No one could surely complain about married love on screen, but de Gaulle had a reputation for sangfroid, pride, formality and a withering wit. The film particularly seems concerned to soften the formidable persona that de Gaulle presented to the world.

He apparently was a devoted husband and family man, with three children, two young adults and a youngster with Down’s Syndrome. Little Anne is sensitively played by Clemence Hittin. The dried flower albums she makes for her beloved papa figure prominently.

The point, of course, of the idyllic opening scenes is a suitable setting for presenting the horrors of war. The sudden, rapid onset of hostilities during April and May 1940 is especially powerful in contrast with the opening scenes at the family home in late spring.

The rural home and its occupants are photographed in a romantic miasma of golden sunlight, then rent asunder as German aircraft begin bombing raids. Planes are strafing the roads to stop French civilians fleeing to safer ground.

By this time, de Gaulle had already left and stayed on in London after one of his numerous visits to negotiate with Churchill (played here by Tim Hudson) on behalf of the French government.

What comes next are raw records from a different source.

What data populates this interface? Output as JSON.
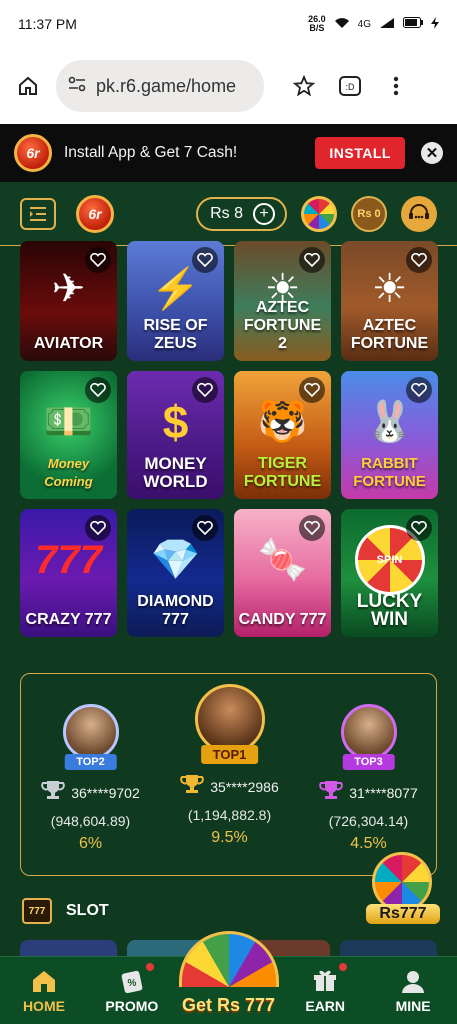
{
  "status_bar": {
    "time": "11:37 PM",
    "speed_value": "26.0",
    "speed_unit": "B/S",
    "network": "4G"
  },
  "browser": {
    "url": "pk.r6.game/home"
  },
  "install_banner": {
    "logo_text": "6r",
    "text": "Install App & Get 7 Cash!",
    "button_label": "INSTALL"
  },
  "header": {
    "logo_text": "6r",
    "balance_label": "Rs 8",
    "bag_label": "Rs 0"
  },
  "games": [
    {
      "title": "AVIATOR",
      "art": "✈"
    },
    {
      "title": "RISE OF ZEUS",
      "art": "⚡"
    },
    {
      "title": "AZTEC FORTUNE 2",
      "art": "☀"
    },
    {
      "title": "AZTEC FORTUNE",
      "art": "☀"
    },
    {
      "title": "Money Coming",
      "art": "💵"
    },
    {
      "title": "MONEY WORLD",
      "art": "$"
    },
    {
      "title": "TIGER FORTUNE",
      "art": "🐯"
    },
    {
      "title": "RABBIT FORTUNE",
      "art": "🐰"
    },
    {
      "title": "CRAZY 777",
      "art": "777"
    },
    {
      "title": "DIAMOND 777",
      "art": "💎"
    },
    {
      "title": "CANDY 777",
      "art": "🍬"
    },
    {
      "title": "LUCKY WIN",
      "art": "SPIN"
    }
  ],
  "leaderboard": [
    {
      "rank": "TOP2",
      "user": "36****9702",
      "amount": "(948,604.89)",
      "percent": "6%"
    },
    {
      "rank": "TOP1",
      "user": "35****2986",
      "amount": "(1,194,882.8)",
      "percent": "9.5%"
    },
    {
      "rank": "TOP3",
      "user": "31****8077",
      "amount": "(726,304.14)",
      "percent": "4.5%"
    }
  ],
  "slot_section": {
    "title": "SLOT",
    "icon_text": "777"
  },
  "float_promo": {
    "label": "Rs777"
  },
  "bottom_nav": {
    "home": "HOME",
    "promo": "PROMO",
    "center": "Get Rs 777",
    "earn": "EARN",
    "mine": "MINE"
  }
}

When de Gaulle decides to quit the capitulating French government, Yvonne and the children eventually join the exodus too. They manage to reach Brest in Brittany and board the last boat leaving the port before the arrival of German forces.

 It’s the scenes behind the military action that are the most compelling

While German planes were sinking ships trying to cross the Channel there was no guarantee they would make it. These scenes are well staged, tense and powerful.

However, it is the scenes behind the military action that are the most compelling. Where French government officials argued the case before Petain signed an armistice. And where de Gaulle and Churchill, two leaders who thought big, met in London for negotiations. Talks in which they both slipped easily between English and French.

It is fascinating to watch these debates. Between those who argued that making peace with Germany would end the carnage, and those like de Gaulle who were opposed to what they saw as defeatism. These scenes are the best thing about the movie, followed by Lambert’s performance.

Le Bromin collaborated on the screenplay with Valerie Ranson-Enguiale. Le Bromin’s filmography suggests a particular interest in French wartime history, but I suppose there will be the inevitable debate about elisions and historical accuracy.

De Gaulle ends when, thanks to Churchill and the BBC, the general delivers his famous appeal to the French people invoking liberty and national honour. It is fascinating to see these two giants of recent modern history creatively re-imagined, in this thoughtful and engrossing drama.